Deal could be part of a string of recent investments by Chinese oil companies looking to capitalize on Canada’s vast energy resources.
February 3, 2012
by The Canadian Press
CALGARY—PetroChina is buying part of Royal Dutch Shell PLC’s shale gas lands in northeastern B.C.
Peter Voser, CEO of the Anglo-Dutch energy giant, confirmed that PetroChina has agreed to buy a 20 per cent interest in some of Shell’s Groundbirch lands.
The purchase price has yet to be announced.
Chinese energy companies have been looking to Canada to potentially fuel China’s growing need for energy—from coal and oil to natural gas.
Plans have been proposed to build pipelines to the West Coast to ship oil and liquefied natural gas for eventual tanker delivery across the Pacific Ocean to Asia.
Northern Alberta’s oilsands reserves have generated major interest from Chinese companies.

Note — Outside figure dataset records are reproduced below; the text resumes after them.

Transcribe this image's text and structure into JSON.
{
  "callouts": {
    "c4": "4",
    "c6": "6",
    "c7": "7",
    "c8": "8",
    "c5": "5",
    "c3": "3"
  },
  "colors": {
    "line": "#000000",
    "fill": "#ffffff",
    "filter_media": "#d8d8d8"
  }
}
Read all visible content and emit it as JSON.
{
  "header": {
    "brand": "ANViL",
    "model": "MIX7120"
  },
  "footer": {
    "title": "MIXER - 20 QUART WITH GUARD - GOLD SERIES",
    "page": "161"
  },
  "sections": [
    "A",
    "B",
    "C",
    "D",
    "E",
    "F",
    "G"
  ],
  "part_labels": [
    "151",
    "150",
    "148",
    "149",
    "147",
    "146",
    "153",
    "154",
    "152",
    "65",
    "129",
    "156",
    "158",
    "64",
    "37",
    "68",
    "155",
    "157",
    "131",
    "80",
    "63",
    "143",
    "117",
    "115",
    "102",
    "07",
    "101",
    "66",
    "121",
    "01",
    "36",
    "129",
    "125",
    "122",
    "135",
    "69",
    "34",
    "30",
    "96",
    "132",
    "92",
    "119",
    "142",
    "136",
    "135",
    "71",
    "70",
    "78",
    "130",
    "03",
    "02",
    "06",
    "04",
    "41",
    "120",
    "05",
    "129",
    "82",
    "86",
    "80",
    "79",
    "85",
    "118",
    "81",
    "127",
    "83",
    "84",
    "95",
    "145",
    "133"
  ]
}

PetroChina recently acquired a 100 per cent interest in the MacKay River development and another state-owned outfit, Sinopec, acquiring a nine per cent stake in the Syncrude Canada Ltd. mine a few years ago.
But University of Alberta professor Wenran Jiang said other types of energy assets are also piquing China’s interest.
“There’s a fairly clear… shift of emphasis from the oilsands assets to conventional oil and gas and shale,” he said.
Sinopec bought conventional producer Daylight Energy Ltd. last year for $2.2 billion. PetroChina and natural gas giant Encana had been looking to work together on B.C. shale assets, but a deal fell through last year.
Likely adding to the B.C. assets’ attractiveness to PetroChina is the fact that Shell is one of many companies looking to build a liquefied natural gas export terminal off Canada’s West Coast, said Jiang.
“These are all connected. If China’s going to invest very heavily in our oilsands or conventional oil and gas and shale and all the others, it would only be logical that they would want to look at shipping options,” he said.